Alumna of the issue: Augusta Thomson ’06

By Philippe Heitzmann ’15

Augusta Thomson ’06 returned to the Circle last Friday for a chapel talk that focused on her trek this summer from Nepal to Tibet. Using a digital board conveniently placed in the aisle of the Sixth Form section (a significant technological advance in the history of St John’s Chapel), she described the sacred pilgrimage of the Buddhist and Hindu traditions with images and video clips. The trip consisted of circling Mount Kailash, the most sacred place for Buddhist and Hindus, three times. Along the way, she met hundreds of pilgrims also circumambulating the mountain in order to cleanse their sins. Ms Thomson now attends Oxford University where she is completing her third-year of Sacred Studies. The footage and information she compiled during her trip will serve her to write her undergraduate dissertation when she gets back to Oxford.

After she graduated from Groton in 2006, Ms Thomson took a gap year to organize herself for college. She spent six months working at the Tibetan Nyingma Meditation Center (TNMC), in California, where she essentially classified and helped preserve the institution’s collection of ancient Tibetan texts.
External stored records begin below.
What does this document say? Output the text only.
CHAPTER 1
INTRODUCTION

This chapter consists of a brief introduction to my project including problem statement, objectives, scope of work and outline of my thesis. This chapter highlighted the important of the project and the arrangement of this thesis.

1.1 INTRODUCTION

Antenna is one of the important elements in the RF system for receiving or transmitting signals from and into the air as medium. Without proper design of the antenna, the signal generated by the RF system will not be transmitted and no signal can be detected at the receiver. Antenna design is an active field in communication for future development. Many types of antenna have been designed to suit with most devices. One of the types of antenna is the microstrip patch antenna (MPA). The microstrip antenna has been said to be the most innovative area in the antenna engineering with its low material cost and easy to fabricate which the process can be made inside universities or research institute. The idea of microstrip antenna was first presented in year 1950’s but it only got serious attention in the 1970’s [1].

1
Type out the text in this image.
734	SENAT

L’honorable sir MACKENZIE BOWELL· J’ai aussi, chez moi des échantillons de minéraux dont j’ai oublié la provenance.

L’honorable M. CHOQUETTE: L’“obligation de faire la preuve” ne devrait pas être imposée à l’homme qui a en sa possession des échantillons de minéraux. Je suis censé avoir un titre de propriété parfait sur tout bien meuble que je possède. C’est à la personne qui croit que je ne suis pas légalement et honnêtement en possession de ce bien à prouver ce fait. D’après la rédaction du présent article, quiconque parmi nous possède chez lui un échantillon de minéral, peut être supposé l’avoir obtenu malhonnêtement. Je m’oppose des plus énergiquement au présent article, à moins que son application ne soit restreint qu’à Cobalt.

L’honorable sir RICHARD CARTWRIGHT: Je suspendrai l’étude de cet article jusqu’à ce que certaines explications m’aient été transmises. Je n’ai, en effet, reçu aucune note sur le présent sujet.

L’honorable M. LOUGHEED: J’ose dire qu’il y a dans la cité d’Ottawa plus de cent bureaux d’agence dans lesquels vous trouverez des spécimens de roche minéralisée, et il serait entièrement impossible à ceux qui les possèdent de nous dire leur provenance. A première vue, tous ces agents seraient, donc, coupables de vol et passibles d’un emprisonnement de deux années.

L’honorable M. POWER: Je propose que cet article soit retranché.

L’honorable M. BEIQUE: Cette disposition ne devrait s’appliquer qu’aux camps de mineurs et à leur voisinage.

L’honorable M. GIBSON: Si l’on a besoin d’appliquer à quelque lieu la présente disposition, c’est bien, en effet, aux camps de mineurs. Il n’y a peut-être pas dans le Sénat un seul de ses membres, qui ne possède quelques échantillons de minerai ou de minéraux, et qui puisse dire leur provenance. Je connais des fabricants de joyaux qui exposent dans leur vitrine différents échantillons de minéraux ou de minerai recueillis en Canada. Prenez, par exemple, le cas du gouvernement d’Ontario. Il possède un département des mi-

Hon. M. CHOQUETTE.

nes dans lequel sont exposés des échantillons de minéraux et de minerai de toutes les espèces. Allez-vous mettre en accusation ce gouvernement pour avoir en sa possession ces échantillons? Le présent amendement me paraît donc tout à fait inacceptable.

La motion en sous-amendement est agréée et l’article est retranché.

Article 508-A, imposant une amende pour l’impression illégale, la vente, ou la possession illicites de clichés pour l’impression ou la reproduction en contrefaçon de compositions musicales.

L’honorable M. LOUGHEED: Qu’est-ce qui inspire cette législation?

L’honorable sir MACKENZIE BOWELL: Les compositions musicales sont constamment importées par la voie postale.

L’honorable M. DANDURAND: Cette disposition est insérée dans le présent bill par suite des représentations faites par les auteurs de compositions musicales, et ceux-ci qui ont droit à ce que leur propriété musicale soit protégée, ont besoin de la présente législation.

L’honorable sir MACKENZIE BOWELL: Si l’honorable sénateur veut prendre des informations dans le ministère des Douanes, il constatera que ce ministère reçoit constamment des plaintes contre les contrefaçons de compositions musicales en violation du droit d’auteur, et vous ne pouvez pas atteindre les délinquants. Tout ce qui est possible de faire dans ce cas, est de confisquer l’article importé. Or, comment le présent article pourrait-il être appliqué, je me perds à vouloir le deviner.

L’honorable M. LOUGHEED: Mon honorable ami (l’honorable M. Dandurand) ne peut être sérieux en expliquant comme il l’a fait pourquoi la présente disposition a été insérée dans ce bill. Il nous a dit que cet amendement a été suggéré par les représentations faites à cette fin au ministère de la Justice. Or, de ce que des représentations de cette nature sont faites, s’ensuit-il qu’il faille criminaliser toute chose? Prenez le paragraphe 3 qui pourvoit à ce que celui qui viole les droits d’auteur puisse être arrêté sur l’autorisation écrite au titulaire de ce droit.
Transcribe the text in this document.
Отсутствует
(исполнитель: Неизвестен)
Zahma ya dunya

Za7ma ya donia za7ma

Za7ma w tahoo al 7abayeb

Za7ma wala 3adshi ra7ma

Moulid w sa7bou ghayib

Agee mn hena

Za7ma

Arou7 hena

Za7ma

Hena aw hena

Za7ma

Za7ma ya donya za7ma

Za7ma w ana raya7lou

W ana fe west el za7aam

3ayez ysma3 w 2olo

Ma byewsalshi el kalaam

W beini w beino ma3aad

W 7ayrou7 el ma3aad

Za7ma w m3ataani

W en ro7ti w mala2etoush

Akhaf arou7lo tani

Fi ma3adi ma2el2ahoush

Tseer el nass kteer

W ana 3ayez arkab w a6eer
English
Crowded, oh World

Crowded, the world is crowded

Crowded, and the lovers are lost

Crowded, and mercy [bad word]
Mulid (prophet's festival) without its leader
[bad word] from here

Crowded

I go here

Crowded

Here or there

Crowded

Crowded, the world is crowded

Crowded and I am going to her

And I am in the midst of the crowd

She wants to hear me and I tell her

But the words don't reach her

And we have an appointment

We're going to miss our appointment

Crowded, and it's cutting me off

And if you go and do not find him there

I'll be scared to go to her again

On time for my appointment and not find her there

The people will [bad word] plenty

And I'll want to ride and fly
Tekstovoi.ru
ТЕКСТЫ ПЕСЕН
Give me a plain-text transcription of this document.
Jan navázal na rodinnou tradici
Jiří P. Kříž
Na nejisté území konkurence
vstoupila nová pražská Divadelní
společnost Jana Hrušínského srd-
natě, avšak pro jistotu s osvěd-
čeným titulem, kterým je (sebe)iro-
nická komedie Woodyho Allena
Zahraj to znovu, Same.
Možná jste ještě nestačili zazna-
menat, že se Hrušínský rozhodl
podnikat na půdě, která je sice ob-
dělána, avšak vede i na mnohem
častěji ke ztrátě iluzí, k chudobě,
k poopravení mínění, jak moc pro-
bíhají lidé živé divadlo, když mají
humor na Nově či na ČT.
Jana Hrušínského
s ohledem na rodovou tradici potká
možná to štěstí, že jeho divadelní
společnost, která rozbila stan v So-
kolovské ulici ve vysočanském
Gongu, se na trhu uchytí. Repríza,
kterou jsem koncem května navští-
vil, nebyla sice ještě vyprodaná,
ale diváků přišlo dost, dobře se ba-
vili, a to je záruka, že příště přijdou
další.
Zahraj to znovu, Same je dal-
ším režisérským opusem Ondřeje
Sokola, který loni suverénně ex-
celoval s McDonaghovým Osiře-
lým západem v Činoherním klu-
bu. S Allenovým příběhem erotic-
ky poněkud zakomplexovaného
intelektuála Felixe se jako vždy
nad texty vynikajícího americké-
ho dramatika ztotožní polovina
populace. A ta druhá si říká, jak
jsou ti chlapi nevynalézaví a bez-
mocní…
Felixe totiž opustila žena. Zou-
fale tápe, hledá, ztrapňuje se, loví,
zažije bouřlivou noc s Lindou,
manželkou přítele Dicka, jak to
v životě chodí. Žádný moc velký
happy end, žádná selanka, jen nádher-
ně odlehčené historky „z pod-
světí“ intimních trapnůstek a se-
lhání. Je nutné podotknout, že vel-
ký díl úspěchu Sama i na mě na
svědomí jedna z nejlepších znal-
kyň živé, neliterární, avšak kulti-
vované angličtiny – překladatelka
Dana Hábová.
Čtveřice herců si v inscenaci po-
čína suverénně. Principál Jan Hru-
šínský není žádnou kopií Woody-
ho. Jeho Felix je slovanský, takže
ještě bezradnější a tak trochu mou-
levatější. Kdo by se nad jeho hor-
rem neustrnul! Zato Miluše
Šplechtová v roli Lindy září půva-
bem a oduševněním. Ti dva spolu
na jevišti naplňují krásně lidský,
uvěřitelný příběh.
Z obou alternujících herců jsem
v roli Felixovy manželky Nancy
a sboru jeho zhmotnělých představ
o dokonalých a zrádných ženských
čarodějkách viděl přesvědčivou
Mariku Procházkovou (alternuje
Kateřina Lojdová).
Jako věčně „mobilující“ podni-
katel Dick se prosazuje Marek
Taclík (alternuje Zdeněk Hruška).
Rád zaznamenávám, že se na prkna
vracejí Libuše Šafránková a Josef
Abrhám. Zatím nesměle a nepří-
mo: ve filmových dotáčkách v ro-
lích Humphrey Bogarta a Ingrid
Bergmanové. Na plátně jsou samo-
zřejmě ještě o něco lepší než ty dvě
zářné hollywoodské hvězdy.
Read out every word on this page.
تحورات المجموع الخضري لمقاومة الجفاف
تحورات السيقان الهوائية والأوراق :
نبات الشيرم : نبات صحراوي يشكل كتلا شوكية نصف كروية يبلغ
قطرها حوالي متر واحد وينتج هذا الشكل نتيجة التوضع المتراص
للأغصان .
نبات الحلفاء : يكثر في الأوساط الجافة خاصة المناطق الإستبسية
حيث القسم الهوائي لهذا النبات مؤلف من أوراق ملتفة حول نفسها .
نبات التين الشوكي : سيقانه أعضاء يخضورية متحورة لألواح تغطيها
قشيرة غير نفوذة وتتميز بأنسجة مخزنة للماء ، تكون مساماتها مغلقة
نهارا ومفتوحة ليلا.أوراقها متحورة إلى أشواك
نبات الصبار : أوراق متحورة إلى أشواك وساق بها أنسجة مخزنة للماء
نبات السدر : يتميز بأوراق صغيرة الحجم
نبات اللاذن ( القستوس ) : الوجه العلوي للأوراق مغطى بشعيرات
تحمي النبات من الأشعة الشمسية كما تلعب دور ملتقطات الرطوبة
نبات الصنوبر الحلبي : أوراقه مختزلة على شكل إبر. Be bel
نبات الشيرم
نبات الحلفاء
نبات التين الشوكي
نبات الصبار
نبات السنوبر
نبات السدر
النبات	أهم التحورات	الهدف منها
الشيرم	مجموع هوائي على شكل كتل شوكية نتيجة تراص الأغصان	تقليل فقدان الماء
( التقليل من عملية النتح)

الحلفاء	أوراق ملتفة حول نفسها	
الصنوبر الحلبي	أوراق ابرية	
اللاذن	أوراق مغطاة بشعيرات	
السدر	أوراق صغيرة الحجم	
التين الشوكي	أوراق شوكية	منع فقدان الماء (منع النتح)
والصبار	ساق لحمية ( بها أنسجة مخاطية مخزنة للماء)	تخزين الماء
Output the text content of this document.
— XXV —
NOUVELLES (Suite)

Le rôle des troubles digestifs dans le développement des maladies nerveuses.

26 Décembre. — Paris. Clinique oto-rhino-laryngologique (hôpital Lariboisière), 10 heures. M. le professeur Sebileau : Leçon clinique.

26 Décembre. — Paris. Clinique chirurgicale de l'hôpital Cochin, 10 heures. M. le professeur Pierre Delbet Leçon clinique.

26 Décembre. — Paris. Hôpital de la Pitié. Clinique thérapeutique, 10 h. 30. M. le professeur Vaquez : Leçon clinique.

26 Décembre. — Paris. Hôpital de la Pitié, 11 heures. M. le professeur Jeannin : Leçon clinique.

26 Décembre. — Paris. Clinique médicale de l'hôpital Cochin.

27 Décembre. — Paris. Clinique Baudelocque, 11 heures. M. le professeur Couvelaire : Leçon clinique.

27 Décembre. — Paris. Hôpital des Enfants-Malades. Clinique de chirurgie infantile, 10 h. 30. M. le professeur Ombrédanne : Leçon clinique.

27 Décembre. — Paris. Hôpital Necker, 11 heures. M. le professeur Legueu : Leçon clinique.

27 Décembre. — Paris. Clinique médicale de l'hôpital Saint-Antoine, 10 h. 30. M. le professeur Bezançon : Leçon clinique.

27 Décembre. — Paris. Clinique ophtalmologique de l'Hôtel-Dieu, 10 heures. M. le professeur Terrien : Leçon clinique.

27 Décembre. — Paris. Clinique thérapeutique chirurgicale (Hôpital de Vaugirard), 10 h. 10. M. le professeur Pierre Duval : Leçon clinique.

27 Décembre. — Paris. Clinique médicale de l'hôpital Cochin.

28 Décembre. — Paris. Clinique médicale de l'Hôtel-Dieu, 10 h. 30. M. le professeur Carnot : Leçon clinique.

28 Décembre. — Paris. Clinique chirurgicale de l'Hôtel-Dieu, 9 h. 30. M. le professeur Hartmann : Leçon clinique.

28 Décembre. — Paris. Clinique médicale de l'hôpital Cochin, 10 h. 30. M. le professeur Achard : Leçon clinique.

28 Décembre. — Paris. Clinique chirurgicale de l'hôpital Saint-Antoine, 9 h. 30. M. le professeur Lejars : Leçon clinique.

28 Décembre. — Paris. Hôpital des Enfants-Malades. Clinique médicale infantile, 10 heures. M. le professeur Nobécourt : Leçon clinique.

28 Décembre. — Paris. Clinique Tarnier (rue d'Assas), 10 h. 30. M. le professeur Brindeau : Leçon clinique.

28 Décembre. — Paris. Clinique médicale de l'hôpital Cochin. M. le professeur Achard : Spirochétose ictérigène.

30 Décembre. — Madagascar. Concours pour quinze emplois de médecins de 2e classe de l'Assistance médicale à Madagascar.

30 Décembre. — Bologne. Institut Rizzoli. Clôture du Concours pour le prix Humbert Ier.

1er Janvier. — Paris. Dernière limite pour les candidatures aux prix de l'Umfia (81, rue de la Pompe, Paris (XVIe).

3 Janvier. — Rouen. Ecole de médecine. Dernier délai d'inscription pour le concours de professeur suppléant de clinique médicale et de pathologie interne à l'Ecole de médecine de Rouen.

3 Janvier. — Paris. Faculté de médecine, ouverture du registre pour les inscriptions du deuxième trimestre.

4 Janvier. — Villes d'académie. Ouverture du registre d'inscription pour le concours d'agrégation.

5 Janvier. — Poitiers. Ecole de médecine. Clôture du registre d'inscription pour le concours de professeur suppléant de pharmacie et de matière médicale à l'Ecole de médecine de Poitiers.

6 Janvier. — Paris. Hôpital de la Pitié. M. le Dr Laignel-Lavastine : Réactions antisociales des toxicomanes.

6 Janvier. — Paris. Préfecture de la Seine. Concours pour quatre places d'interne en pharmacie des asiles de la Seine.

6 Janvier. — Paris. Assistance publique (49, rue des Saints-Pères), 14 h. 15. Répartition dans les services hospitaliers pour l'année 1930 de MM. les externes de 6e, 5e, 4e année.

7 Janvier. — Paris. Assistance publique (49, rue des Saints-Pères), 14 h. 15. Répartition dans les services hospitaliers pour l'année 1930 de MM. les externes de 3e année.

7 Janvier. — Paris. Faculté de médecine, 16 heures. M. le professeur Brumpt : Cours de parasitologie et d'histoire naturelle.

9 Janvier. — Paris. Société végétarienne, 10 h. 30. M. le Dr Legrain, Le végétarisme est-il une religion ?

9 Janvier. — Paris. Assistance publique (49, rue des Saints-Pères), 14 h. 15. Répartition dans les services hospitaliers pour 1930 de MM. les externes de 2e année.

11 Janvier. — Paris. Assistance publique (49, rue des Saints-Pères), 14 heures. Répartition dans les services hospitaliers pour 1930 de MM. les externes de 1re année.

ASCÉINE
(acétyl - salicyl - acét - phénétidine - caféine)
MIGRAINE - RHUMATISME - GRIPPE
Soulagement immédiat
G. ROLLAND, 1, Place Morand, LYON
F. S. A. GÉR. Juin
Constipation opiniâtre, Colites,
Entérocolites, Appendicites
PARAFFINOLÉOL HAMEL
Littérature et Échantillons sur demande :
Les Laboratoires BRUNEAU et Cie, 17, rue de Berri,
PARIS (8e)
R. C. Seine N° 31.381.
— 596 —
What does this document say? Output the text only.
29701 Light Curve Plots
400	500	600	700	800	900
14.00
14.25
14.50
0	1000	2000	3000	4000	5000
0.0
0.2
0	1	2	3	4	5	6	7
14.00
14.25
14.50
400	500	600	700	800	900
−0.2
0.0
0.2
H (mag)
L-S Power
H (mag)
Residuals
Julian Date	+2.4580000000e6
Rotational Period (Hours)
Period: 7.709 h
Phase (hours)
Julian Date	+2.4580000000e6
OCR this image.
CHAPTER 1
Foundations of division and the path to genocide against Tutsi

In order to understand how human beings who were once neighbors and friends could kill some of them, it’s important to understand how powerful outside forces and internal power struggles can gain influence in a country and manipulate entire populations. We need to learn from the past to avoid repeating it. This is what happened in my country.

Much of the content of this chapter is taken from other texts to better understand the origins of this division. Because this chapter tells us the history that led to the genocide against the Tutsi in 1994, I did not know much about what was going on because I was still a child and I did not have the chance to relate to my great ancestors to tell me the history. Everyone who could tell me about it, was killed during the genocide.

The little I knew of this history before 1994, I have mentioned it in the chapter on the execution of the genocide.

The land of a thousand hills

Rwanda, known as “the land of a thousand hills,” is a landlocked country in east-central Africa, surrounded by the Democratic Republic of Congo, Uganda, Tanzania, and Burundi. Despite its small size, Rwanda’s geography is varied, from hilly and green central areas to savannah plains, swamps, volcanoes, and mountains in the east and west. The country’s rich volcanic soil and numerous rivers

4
She was allowed to study the different texts at the center, which fueled her interest in the study of religious Tibetan traditions. After this period, she attended St Hugh’s College in Oxford, where she is now completing her fourth year as an undergraduate at the Oxford Center for Buddhist Studies (OCBS).

Towards the end of her chapel talk, Ms Thomson played a video of some of the footage she collected with the team she led around the mountain. We were transported for an instant from our dull Friday morning to witness pilgrims kneeling to Mountain Kailash in an attempt to be forgiven their sins, or colorfully clothed travelers playing a typical Tibetan flute. The purpose of her expedition was to document the relationship between the spiritual devotion of the pilgrims and the material culture of their different traditions and how common religious experiences can connect so many people and communities together.

Although many of the people at Mt. Kailash affiliated themselves with different faiths and came from remote regions of India and Nepal to take part in the ritual cleansing of sins, the fact they came from different backrounds both geographically and religiously did not stop them from bonding. Ms Thomson told us during her chapel talk that she had men approach her to offer to carry her equipment. She saw Buddhist monks help Chinese tourists who were unprepared for the high altitude of the mountain cope with the fatigue by offering to carry their loads. Pilgrims who were strangers to each other congregated around bonfires at campsites during evenings to relate stories of the day. Ms Thomson concluded that Mount Kailash knit connections between people because all shared and strived for a common goal.